Here I would like to introduce a third figure into this debate: David Hume. Hume's position is very close to Hegel's, or rather, the latter's is close to the former's. Hume famously claimed that the idea of causality is not the property of the object - Hume's term for the thing in itself - but rather is something which we infer from our perceptions. However, Hume also recognizes, and elaborates on the view, that causality is necessary and essential to how we interact with objects and with each other in our everyday lives. It is only when we abstract from our everyday immersion with things and take the philosophical attitude that we come to see that causality is not "in" the object. For Hume, skepticism is thus the necessary outcome of taking the philosophical stance, while naturalism, or more precisely a kind of projectionism, is the inevitable result of coming back to our everyday practical perspective.

Now in his Treatise of Human Nature Hume elaborates on this general train of thought and applies it to other ideas too such as identity, substance, accident, matter, solidity, etc. In each case, Hume shows that these are not determinations of the object, but rather ideas which we infer from our perceptions and then project back onto the external world. These ideas, however, are indispensable to our practical affairs. Thus, the practical attitude demands that we take objects to be constant, exist outside perception, and have a necessary causal connection with each other. A bread will cause calories to be transferred into our bodies. A word of insult will cause anger or sorrow in the mind of our friends. There are a million such suppositions which we unconsciously entertain on a daily basis.
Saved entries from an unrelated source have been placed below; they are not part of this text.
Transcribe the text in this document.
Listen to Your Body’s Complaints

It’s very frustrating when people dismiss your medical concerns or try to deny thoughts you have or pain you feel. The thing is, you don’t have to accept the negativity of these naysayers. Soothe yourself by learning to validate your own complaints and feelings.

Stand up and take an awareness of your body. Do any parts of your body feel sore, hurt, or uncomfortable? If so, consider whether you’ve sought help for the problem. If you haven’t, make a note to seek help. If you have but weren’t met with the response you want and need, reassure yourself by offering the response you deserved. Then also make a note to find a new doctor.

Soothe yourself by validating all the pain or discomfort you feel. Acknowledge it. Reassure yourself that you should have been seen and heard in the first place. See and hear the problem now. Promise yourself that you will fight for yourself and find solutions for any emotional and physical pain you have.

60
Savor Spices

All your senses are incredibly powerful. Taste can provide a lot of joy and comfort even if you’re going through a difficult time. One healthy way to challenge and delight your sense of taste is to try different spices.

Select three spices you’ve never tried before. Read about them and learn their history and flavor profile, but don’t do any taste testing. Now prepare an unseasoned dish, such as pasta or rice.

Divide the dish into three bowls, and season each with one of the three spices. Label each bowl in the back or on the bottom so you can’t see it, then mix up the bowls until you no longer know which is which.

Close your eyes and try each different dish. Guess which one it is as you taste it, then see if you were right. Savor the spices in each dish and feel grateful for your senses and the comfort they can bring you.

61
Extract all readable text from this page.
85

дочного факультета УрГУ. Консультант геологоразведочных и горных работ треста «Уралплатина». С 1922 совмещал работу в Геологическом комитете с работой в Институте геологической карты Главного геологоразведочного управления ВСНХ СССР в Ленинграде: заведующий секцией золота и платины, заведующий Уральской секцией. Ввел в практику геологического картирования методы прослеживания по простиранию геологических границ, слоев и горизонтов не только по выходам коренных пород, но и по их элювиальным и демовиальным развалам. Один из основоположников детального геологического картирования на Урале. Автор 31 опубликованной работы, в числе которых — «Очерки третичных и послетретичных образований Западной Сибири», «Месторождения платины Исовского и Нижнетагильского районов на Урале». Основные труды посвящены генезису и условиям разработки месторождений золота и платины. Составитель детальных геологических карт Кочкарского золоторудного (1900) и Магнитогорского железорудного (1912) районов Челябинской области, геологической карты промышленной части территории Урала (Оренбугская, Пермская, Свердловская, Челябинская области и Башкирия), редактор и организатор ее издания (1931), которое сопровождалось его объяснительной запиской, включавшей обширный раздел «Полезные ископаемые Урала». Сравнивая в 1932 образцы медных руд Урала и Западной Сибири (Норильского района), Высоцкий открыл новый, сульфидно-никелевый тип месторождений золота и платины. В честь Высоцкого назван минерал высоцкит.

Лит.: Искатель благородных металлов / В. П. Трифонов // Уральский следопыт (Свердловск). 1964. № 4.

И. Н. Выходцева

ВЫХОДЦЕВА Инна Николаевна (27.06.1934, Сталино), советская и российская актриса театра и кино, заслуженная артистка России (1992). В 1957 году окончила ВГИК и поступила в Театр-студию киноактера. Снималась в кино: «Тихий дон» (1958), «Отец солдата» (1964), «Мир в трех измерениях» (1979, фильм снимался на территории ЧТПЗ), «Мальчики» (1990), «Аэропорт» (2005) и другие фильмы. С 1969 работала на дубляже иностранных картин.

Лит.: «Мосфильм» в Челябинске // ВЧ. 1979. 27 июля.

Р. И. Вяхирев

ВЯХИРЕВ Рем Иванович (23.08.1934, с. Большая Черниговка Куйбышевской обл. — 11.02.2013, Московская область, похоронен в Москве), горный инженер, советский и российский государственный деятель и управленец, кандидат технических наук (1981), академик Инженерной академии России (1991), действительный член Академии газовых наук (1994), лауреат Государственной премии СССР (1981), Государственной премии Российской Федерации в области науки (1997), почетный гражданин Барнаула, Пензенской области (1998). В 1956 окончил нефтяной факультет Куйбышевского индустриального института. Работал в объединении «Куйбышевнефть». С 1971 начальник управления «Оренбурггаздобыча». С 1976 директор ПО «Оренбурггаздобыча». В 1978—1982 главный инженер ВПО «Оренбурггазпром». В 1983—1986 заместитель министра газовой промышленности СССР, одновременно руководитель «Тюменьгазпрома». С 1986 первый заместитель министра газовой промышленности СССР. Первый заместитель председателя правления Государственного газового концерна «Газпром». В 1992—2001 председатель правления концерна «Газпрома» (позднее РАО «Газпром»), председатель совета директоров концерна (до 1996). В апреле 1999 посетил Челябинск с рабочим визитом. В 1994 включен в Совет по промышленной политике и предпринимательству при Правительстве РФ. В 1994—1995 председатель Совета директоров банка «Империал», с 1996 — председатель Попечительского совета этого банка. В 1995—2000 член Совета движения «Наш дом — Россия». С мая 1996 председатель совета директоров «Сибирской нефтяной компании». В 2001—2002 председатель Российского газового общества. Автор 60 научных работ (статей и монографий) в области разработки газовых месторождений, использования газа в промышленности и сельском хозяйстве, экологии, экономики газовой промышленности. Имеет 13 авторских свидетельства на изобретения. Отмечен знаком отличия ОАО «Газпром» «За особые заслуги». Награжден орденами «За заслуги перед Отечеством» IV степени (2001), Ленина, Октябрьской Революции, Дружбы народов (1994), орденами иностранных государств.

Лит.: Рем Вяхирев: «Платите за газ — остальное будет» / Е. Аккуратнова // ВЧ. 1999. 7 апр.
It is only by shifting our position, and thus adjusting our thoughts, in a properly philosophical way that we are able to take the skeptical standpoint and recognize this as expressing the truth of things.

Hume here highlights the irresolvable tension which exists between the practical, everyday attitude and the theoretical, philosophical one. In so far as this tension goes, Hume is here very close to Kant. However, Hume is close to Hegel with regards to his account concerning our ideas which we project onto things in themselves. Unlike Kant, Hume is explicit in his claim that all sentient beings necessarily project these ideas onto things which go beyond their perception. Hume has a nice account of why this is necessary from a practical point of view. The name Hume gives to this necessity is "habit" or "custom," and it is supposed to be a tendency which we carry within ourselves from our birth. It is "a priori," to put it in Kantian jargon. Thus, the thing in itself vanishes out of sight the moment we adopt the practical attitude. On the other hand, objects, as things beyond our cognition, become accessible to our thoughts as they are - namely, as things which simply are beyond our capacity to grasp them - from a theoretical standpoint. Perhaps here is the point at which Hume and Hegel differ. For Hegel, it might be claimed that the various determinations of the thing in itself come into view from a purely philosophical point of view. Whereas for Hume, the practical stance is a necessary per-requisite for us to spontaneously infer certain determinations concerning objects, and then, by criticizing these inferences reflectively, we finally come to see retrospectively how we determined the thing in itself. Here, the alteration between practice and theory is necessary for us to fully grasp how we think about the thing in itself.

After this comparison, it is evident how the three thinkers made their own respective contributions towards an adequate concept of the "beyond" of cognition. Kant gave it the most appropriate name, the thing in itself. Hume pointed out the perspectival shift which necessarily precedes any positive account concerning the thing in itself. Hegel provided an extensive thought-map for understanding the possible determinations which we may give to the thing in itself. These thinkers often misinterpret each other with regards to this issue of the beyond. But a close and generous comparison reveals a possible way to combine their respective accounts into a coherent new theory. Admittedly, the present interpretation is no more than a suggestion which, for the moment, must await further development.